Told in elegantly simple prose, this book details the journeys the celebrity brothers took years after their first flight, at the height of their fame: Wilbur's breathtaking tours of New York City, when he flew with a canoe strapped under his plane in case he crashed into the Hudson River, and Orville's triumphant visit to Europe, where he allowed the crown prince of Germany to hitch a ride.
- Celebrating 100 Years of Flight
Scholastic's site explores the history of flight with an interactive timeline, a booklist of recommended flight titles, a writing activity, and information on the Wright Brothers, Amelia Earhart, and space exploration.

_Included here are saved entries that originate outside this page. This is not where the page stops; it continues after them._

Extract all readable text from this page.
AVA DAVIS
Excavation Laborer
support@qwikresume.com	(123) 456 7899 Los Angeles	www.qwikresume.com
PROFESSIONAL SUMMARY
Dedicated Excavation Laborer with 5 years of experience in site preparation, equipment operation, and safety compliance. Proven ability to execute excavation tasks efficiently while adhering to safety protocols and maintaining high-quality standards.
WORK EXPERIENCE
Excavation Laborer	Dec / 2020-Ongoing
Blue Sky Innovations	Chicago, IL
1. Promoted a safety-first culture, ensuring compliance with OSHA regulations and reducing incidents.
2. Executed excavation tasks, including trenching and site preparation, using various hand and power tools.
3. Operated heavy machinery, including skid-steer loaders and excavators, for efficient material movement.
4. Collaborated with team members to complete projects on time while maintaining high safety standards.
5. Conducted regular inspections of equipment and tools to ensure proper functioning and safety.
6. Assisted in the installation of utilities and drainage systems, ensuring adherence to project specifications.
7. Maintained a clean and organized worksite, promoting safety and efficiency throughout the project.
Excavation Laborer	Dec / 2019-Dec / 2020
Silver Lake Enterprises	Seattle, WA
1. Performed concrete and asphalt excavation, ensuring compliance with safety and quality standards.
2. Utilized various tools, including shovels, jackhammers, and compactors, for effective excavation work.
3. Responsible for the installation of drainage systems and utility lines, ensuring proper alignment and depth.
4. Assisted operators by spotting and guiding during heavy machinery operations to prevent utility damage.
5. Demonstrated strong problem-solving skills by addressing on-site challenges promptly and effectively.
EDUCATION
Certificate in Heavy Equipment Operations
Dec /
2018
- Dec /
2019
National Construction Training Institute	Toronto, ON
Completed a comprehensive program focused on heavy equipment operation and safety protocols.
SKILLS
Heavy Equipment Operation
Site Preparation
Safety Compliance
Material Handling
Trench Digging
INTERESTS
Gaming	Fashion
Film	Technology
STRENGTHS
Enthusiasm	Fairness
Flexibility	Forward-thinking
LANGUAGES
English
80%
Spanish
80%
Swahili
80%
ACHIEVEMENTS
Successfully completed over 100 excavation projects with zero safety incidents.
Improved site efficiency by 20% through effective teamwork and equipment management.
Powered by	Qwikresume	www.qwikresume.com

- Wright Brothers Aeroplane Company and Museum
This "virtual museum of pioneer aviation" features a history wing, information desk, lots of photos, and great links to other Wright Brothers resources, such as films and homework help.
- The First Flight Society
The Web site of the society dedicated to memorializing early aviators; features the
"First Flight Shrine," a hall of fame for fliers such as the Wrights, Amelia Earhart,
and Charles Lindbergh.
- Stories of the Wrights' Flight
A fascinating lesson plan that teaches students about the use of and difference between primary and secondary sources, such as a diary entry by Orville and a newspaper article about the historic flight.
- The Federal Aviation Administration
This site contains useful links to Wright Brothers info; the main FAA site also links to a fun quiz on aviation history.
Flights of Inspiration
The Franklin Institute presents a narrative history of the Wrights' achievements, with a focus on how the brothers overcame a series of challenges to become the first aviators. The story of the first transatlantic flight is also told.